Receives raw input for claims
Proposes scenario drafts
Extracts and summarizes evidence
Gives reliability hints
Suggests draft verdicts
Monitors contradictions
Syncs metadata with trusted nodes

AKEL runs in parallel to human review — never overrides it.

Federated Architecture

Each FactHarbor node:

Has its own dataset (claims, scenarios, evidence, verdicts)
Runs its own AKEL
Maintains local governance and reviewer rules
May partially mirror global or domain-specific data
Contributes to global knowledge clusters

Nodes synchronize via:

Signed version bundles
Merkle-tree lineage structures
Optionally IPFS for evidence
Trust-weighted acceptance

Benefits:

Community independence
Scalability
Resilience
Domain specialization

Request → Verdict Flow

Simple end-to-end flow:

User → UI Frontend → REST API → FactHarbor Core
→ (Claim Processing → Scenario Engine → Evidence Repository → Verdict Engine)
→ Summary View → UI Frontend → User

Federation Sync Workflow

Sequence:

Detect Local Change → Build Signed Bundle → Push to Peers → Validate Signature → Merge or Fork → Trigger Re-evaluation

Versioning Architecture

All entities (Claim, Scenario, Evidence, Verdict) use immutable version chains:

VersionID
ParentVersionID
Timestamp
AuthorType (Human, AI, ExternalNode)
ChangeReason
Signature (optional POC, required in 1.0)

graph LR
 CLAIM[Claim] -->|edited| EDIT[Edit Record]
 EDIT -->|stores| BEFORE[Before State]
 EDIT -->|stores| AFTER[After State]
 EDIT -->|tracks| WHO[Who Changed]
 EDIT -->|tracks| WHEN[When Changed]
 EDIT -->|tracks| WHY[Why Changed]
 EDIT -->|if needed| RESTORE[Manual Restore]
 RESTORE -->|create new| CLAIM
 style EDIT fill:#ffcccc
 style RESTORE fill:#ccffcc

Versioning Architecture - Simple audit trail for V1.0: Track who, what, when, why for each change.

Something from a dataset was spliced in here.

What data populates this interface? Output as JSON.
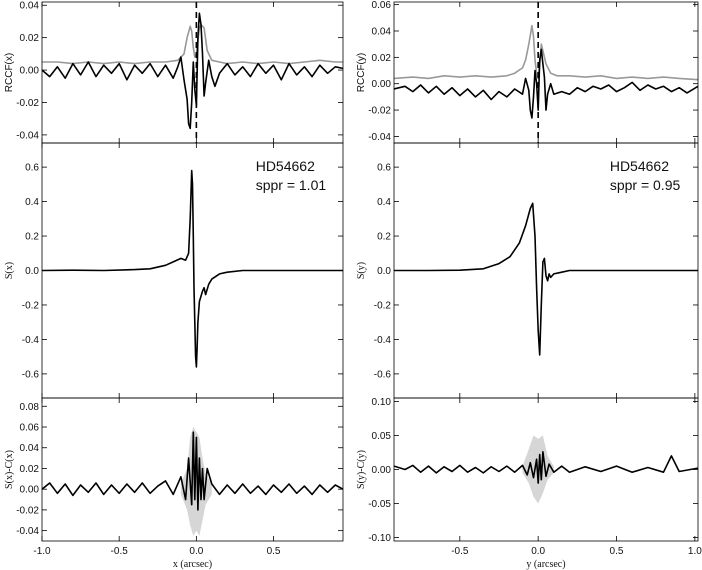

Store before/after values in edits table. Manual restore if needed (create new edit with old values). Full versioning system (branching, merging, automatic rollback) deferred to V2.0+ unless users explicitly request it.
V1.0: Simple edit history sufficient for accountability and basic rollback.
V2.0+: Add complex versioning if users request "see version history" or "restore previous version" features.